1. Não foi por acaso que os indonésios do ditador Suharto proibiram, após a invasão e a ocupação de Timor-Leste, em 7 de dezembro de 1975, seguida de genocídio até 1998, tentaram banir as línguas portuguesa e tétum, fortemente ligadas à identidade do povo de Timor Lorosa'e. Vinte e dois anos após a independência da República Democrática de Timor-Leste, tanto o português como o tétum estão longe de ser faladas por toda a gente...


O tétum é a língua nacional e cooficial de Timor-Leste, a par do português. Não é uma língua crioula (como o cabo-verdiano, por exemplo), é uma língua austronésia com muitas palavras derivadas do português e do malaio. Em 1981, a Igreja católica adotou, corajosamente, o tétum-praça, língua franca,  como língua da liturgia, em detrimento da língua indonésia. E esse facto foi relevante para o reforço da identidade cultural e nacional dos timorenses e da sua determinação para se tornarem livres e independentes.

Nós, portugueses, temos a obrigação histórica de dar o máximo apoio ao ensino e à promoção das duas línguas oficiais de Timor-Leste. E, por outro lado, temos de estar gratos aos missionários católicos que se interessaram, desde cedo, pelo ensino e divulgação das duas línguas, na época colonial.

Recordamos hoje o trabalho de dois missionários católicos, Mendes, Manuel Patrício, e Laranjeira, Manuel Mendes, "Dicionário Tétum-Português". Macau: N.T. Fernandes & Filhos, 1935.


2. Excerto do prólogo:

(...) "Em 1915, sendo eu missionário de Suro, numa das visitas do Superior, o Rev. Pe. João Lopes, àquela missão, mostrei-lhe uns apontamentos que eu tinha feito sobre o tétum.

Neles tinha catalogado e disposto alfabeticamente todas as palavras que encontrara nos livros em tétum publicados até então, e várias outras que aprendera diretamente dos indígenas. Eram um pouco menos de mil.

Acompanhava o Superior o Rev. Pe. Manuel Mendes Laranjeira, que, na sua missão de Alas, começara também a organizar um dicionário tétum-portuguès, cuja necessidade todos nós, os que dirigíamos escolas em Timor, de há muito reconhecíamos.

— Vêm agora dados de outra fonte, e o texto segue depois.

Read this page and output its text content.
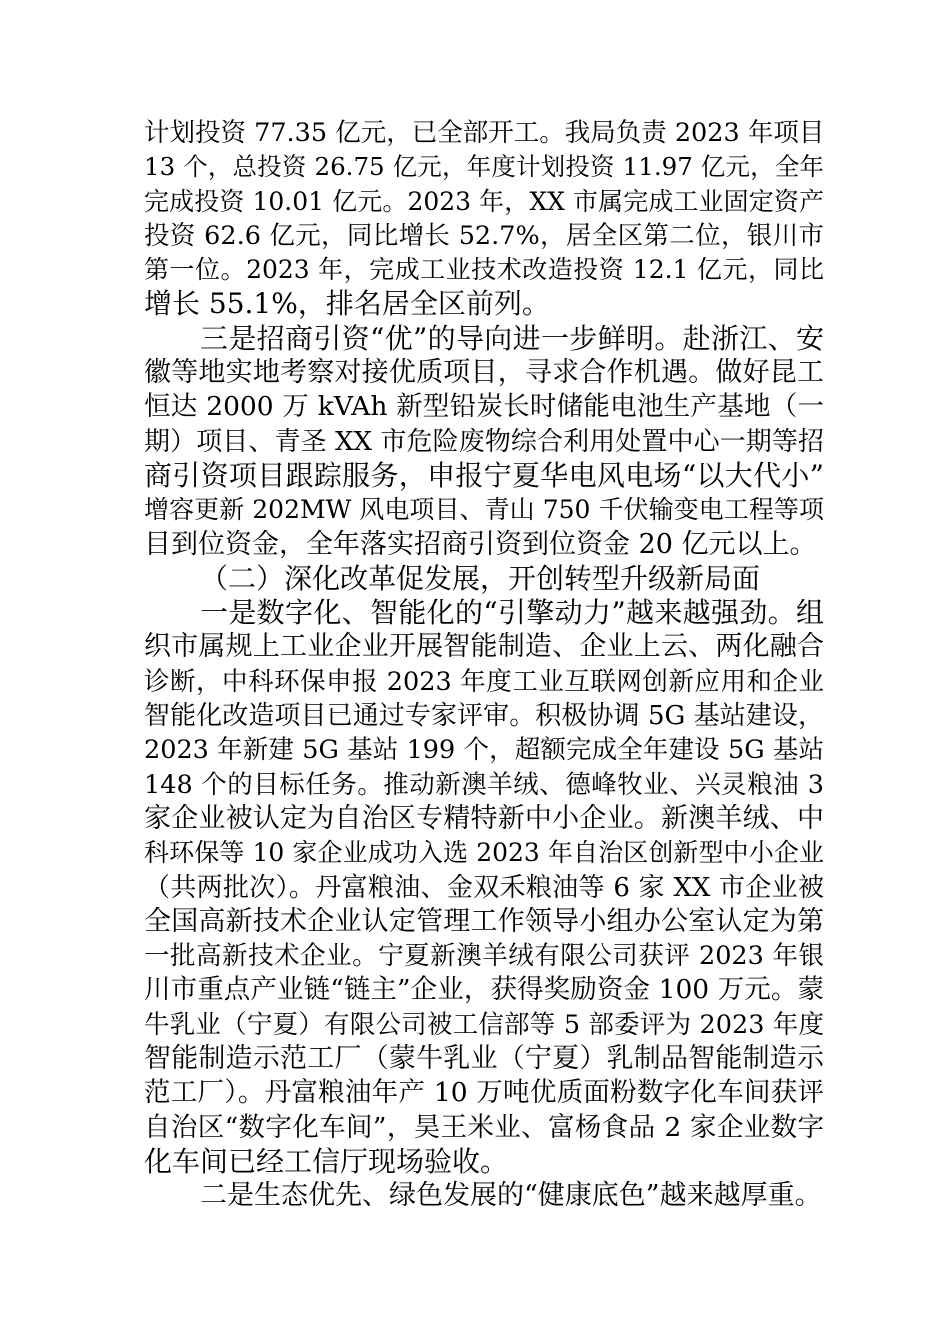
计划投资 77.35 亿元，已全部开工。我局负责 2023 年项目
13 个，总投资 26.75 亿元，年度计划投资 11.97 亿元，全年
完成投资 10.01 亿元。2023 年，XX 市属完成工业固定资产
投资 62.6 亿元，同比增长 52.7%，居全区第二位，银川市
第一位。2023 年，完成工业技术改造投资 12.1 亿元，同比
增长 55.1%，排名居全区前列。
三是招商引资“优”的导向进一步鲜明。赴浙江、安
徽等地实地考察对接优质项目，寻求合作机遇。做好昆工
恒达 2000 万 kVAh 新型铅炭长时储能电池生产基地（一
期）项目、青圣 XX 市危险废物综合利用处置中心一期等招
商引资项目跟踪服务，申报宁夏华电风电场“以大代小”
增容更新 202MW 风电项目、青山 750 千伏输变电工程等项
目到位资金，全年落实招商引资到位资金 20 亿元以上。
（二）深化改革促发展，开创转型升级新局面
一是数字化、智能化的“引擎动力”越来越强劲。组
织市属规上工业企业开展智能制造、企业上云、两化融合
诊断，中科环保申报 2023 年度工业互联网创新应用和企业
智能化改造项目已通过专家评审。积极协调 5G 基站建设，
2023 年新建 5G 基站 199 个，超额完成全年建设 5G 基站
148 个的目标任务。推动新澳羊绒、德峰牧业、兴灵粮油 3
家企业被认定为自治区专精特新中小企业。新澳羊绒、中
科环保等 10 家企业成功入选 2023 年自治区创新型中小企业
（共两批次）。丹富粮油、金双禾粮油等 6 家 XX 市企业被
全国高新技术企业认定管理工作领导小组办公室认定为第
一批高新技术企业。宁夏新澳羊绒有限公司获评 2023 年银
川市重点产业链“链主”企业，获得奖励资金 100 万元。蒙
牛乳业（宁夏）有限公司被工信部等 5 部委评为 2023 年度
智能制造示范工厂（蒙牛乳业（宁夏）乳制品智能制造示
范工厂）。丹富粮油年产 10 万吨优质面粉数字化车间获评
自治区“数字化车间”，昊王米业、富杨食品 2 家企业数字
化车间已经工信厅现场验收。
二是生态优先、绿色发展的“健康底色”越来越厚重。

Por alvitre do Rev. Superior, resolvemos—o Pe. Laranjeira e eu—concluir cada um os trabalhos que começara e revê-los depois juntos, perante uma comissão de naturais das regiões onde o tétum se fala, fundindo-os numa obra só, que assim ficaria mais completa.

Foi esta a origem do presente dicionário que só hoje, uns vinte anos depois, pôde ver a luz da publicidade.

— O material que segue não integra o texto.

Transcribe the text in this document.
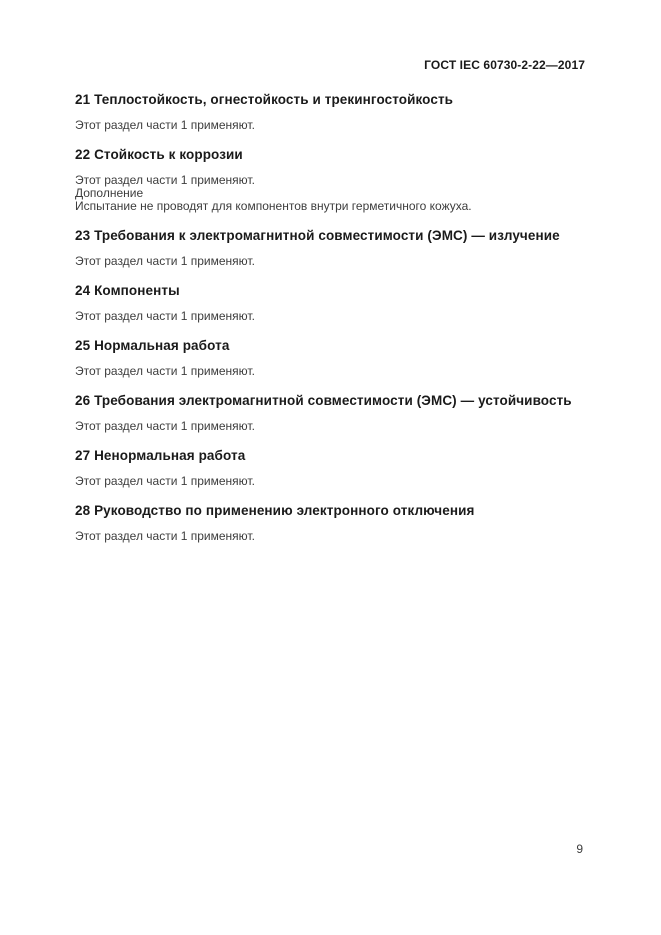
ГОСТ IEC 60730-2-22—2017
21 Теплостойкость, огнестойкость и трекингостойкость

Этот раздел части 1 применяют.

22 Стойкость к коррозии

Этот раздел части 1 применяют.

Дополнение

Испытание не проводят для компонентов внутри герметичного кожуха.

23 Требования к электромагнитной совместимости (ЭМС) — излучение

Этот раздел части 1 применяют.

24 Компоненты

Этот раздел части 1 применяют.

25 Нормальная работа

Этот раздел части 1 применяют.

26 Требования электромагнитной совместимости (ЭМС) — устойчивость

Этот раздел части 1 применяют.

27 Ненормальная работа

Этот раздел части 1 применяют.

28 Руководство по применению электронного отключения

Этот раздел части 1 применяют.

9
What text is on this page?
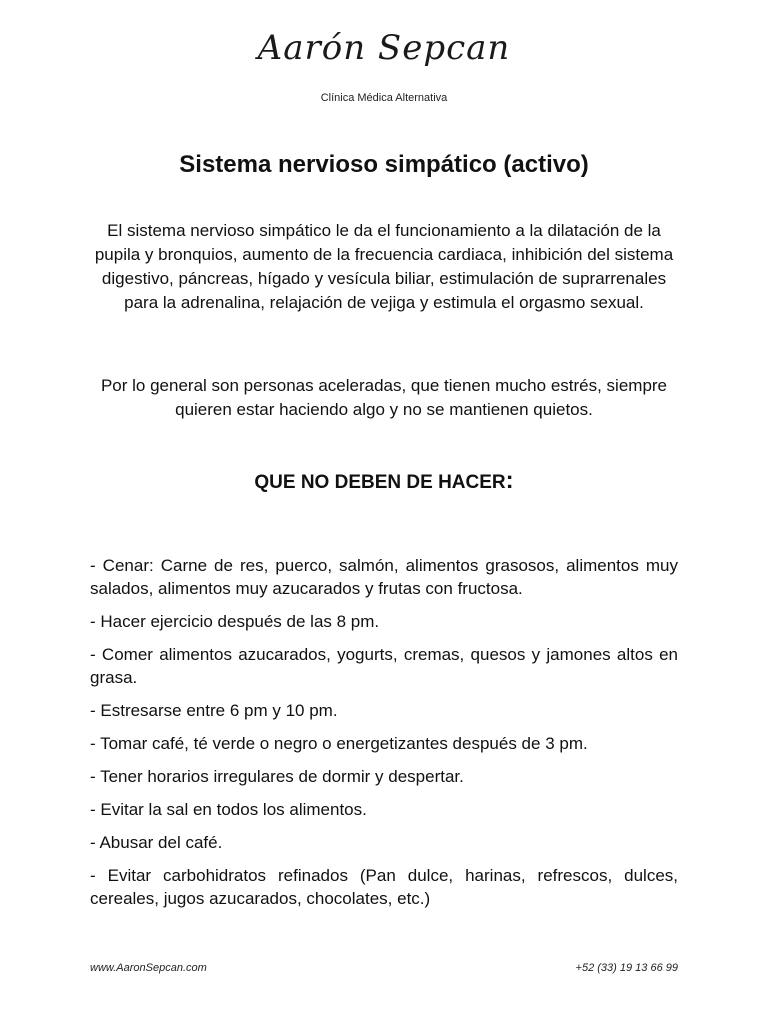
Aarón Sepcan
Clínica Médica Alternativa
Sistema nervioso simpático (activo)

El sistema nervioso simpático le da el funcionamiento a la dilatación de la pupila y bronquios, aumento de la frecuencia cardiaca, inhibición del sistema digestivo, páncreas, hígado y vesícula biliar, estimulación de suprarrenales para la adrenalina, relajación de vejiga y estimula el orgasmo sexual.

Por lo general son personas aceleradas, que tienen mucho estrés, siempre quieren estar haciendo algo y no se mantienen quietos.

QUE NO DEBEN DE HACER:
- Cenar: Carne de res, puerco, salmón, alimentos grasosos, alimentos muy salados, alimentos muy azucarados y frutas con fructosa.
- Hacer ejercicio después de las 8 pm.
- Comer alimentos azucarados, yogurts, cremas, quesos y jamones altos en grasa.
- Estresarse entre 6 pm y 10 pm.
- Tomar café, té verde o negro o energetizantes después de 3 pm.
- Tener horarios irregulares de dormir y despertar.
- Evitar la sal en todos los alimentos.
- Abusar del café.
- Evitar carbohidratos refinados (Pan dulce, harinas, refrescos, dulces, cereales, jugos azucarados, chocolates, etc.)
www.AaronSepcan.com	+52 (33) 19 13 66 99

Logo que demos os trabalhos por concluídos, reunimo-nos na Missão Central de Soibada perante uma comissão formada por naturais de Dili, Viqueque, Luca, Lacluta, Barique, Samoro, Bubusspço e Alas, e demos começo à revisão que foi bem mais longa e laboriosa do que supúnhamos.

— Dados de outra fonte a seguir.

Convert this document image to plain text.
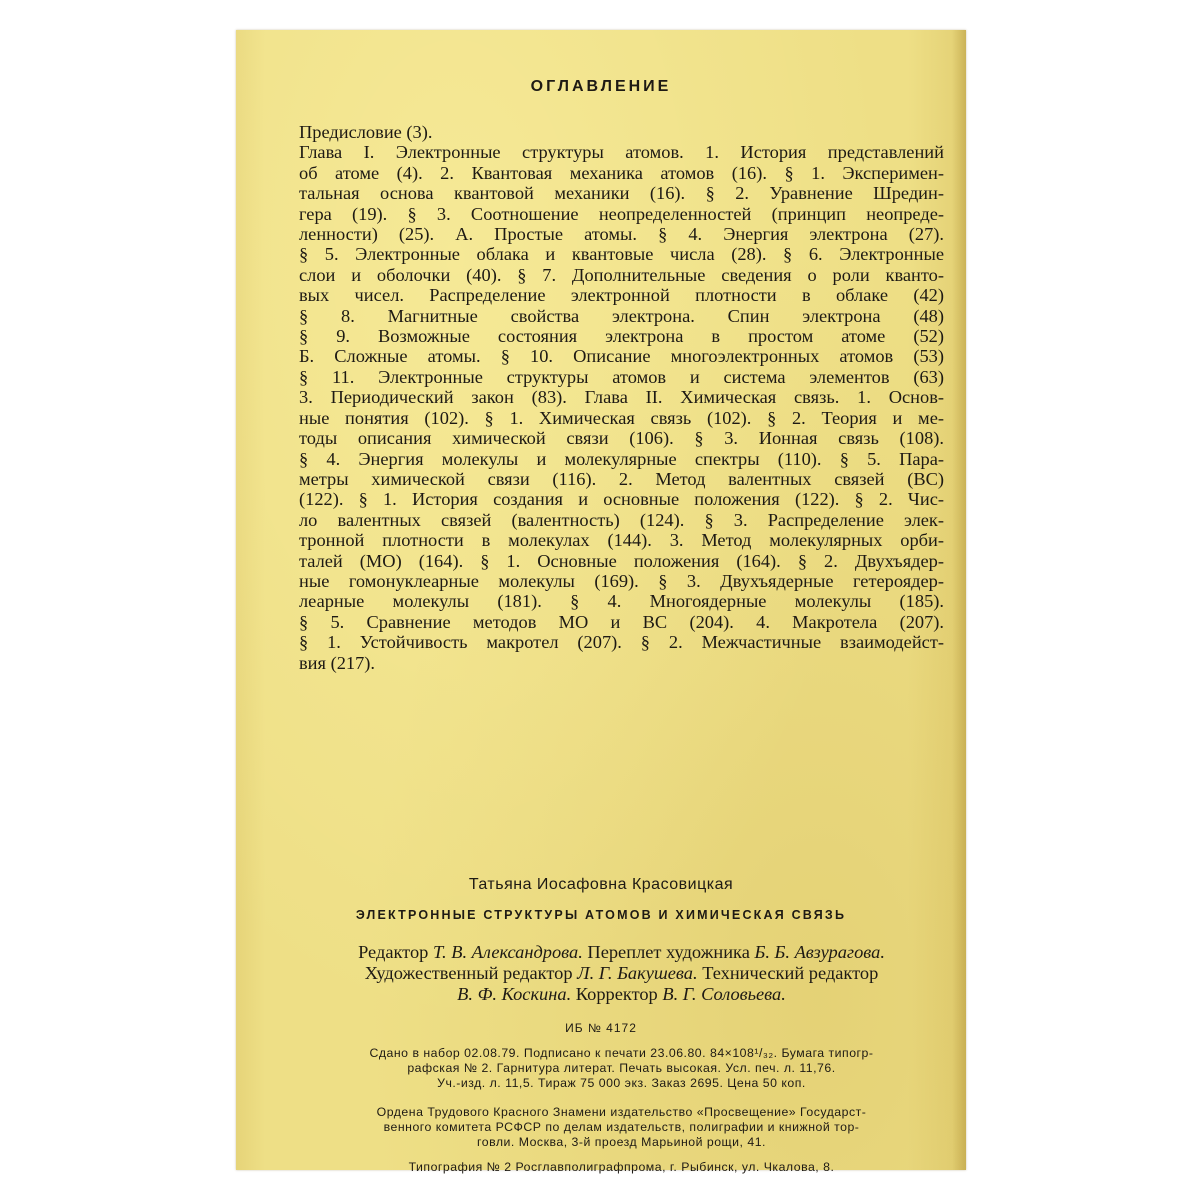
ОГЛАВЛЕНИЕ
Предисловие (3).
Глава I. Электронные структуры атомов. 1. История представлений
об атоме (4). 2. Квантовая механика атомов (16). § 1. Эксперимен-
тальная основа квантовой механики (16). § 2. Уравнение Шредин-
гера (19). § 3. Соотношение неопределенностей (принцип неопреде-
ленности) (25). А. Простые атомы. § 4. Энергия электрона (27).
§ 5. Электронные облака и квантовые числа (28). § 6. Электронные
слои и оболочки (40). § 7. Дополнительные сведения о роли кванто-
вых чисел. Распределение электронной плотности в облаке (42)
§ 8. Магнитные свойства электрона. Спин электрона (48)
§ 9. Возможные состояния электрона в простом атоме (52)
Б. Сложные атомы. § 10. Описание многоэлектронных атомов (53)
§ 11. Электронные структуры атомов и система элементов (63)
3. Периодический закон (83). Глава II. Химическая связь. 1. Основ-
ные понятия (102). § 1. Химическая связь (102). § 2. Теория и ме-
тоды описания химической связи (106). § 3. Ионная связь (108).
§ 4. Энергия молекулы и молекулярные спектры (110). § 5. Пара-
метры химической связи (116). 2. Метод валентных связей (ВС)
(122). § 1. История создания и основные положения (122). § 2. Чис-
ло валентных связей (валентность) (124). § 3. Распределение элек-
тронной плотности в молекулах (144). 3. Метод молекулярных орби-
талей (МО) (164). § 1. Основные положения (164). § 2. Двухъядер-
ные гомонуклеарные молекулы (169). § 3. Двухъядерные гетероядер-
леарные молекулы (181). § 4. Многоядерные молекулы (185).
§ 5. Сравнение методов МО и ВС (204). 4. Макротела (207).
§ 1. Устойчивость макротел (207). § 2. Межчастичные взаимодейст-
вия (217).
Татьяна Иосафовна Красовицкая
ЭЛЕКТРОННЫЕ СТРУКТУРЫ АТОМОВ И ХИМИЧЕСКАЯ СВЯЗЬ
Редактор Т. В. Александрова. Переплет художника Б. Б. Авзурагова.
Художественный редактор Л. Г. Бакушева. Технический редактор
В. Ф. Коскина. Корректор В. Г. Соловьева.
ИБ № 4172
Сдано в набор 02.08.79. Подписано к печати 23.06.80. 84×108¹/₃₂. Бумага типогр-
рафская № 2. Гарнитура литерат. Печать высокая. Усл. печ. л. 11,76.
Уч.-изд. л. 11,5. Тираж 75 000 экз. Заказ 2695. Цена 50 коп.
Ордена Трудового Красного Знамени издательство «Просвещение» Государст-
венного комитета РСФСР по делам издательств, полиграфии и книжной тор-
говли. Москва, 3-й проезд Марьиной рощи, 41.
Типография № 2 Росглавполиграфпрома, г. Рыбинск, ул. Чкалова, 8.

Durante mais de dois meses ali estivemos, trabalhando umas dez horas por dia, todos entregues à fatigante tarefa de corrigir palavras e significações; antes que julgássemos capaz de apresentar ao público este trabalho, onde se encontram estudadas umas oito mil palavras.

Este dicionário destina-se sobretudo às escolas de Timor, onde o ensino é ministrado em português, aos missionários e aos portugueses que trabalham naquela colónia, onde o saber tétum é uma necessidade. Mas os estudiosos dos costumes e modo de vida indígena encontrarão nele grande cópia de conhecimentos; pois a explicação do sentido de muitas palavras seria impossível sem a explicação dos costumes com que se relacionam.

Ninguém se admire dos frequentes circunlóquios e significações que parecerão à primeira vista difusas demais.

A indole do tétum é tão diferente da do português que, na maioria dos casos, tais divagações são indispensáveis para dar uma ideia do termo.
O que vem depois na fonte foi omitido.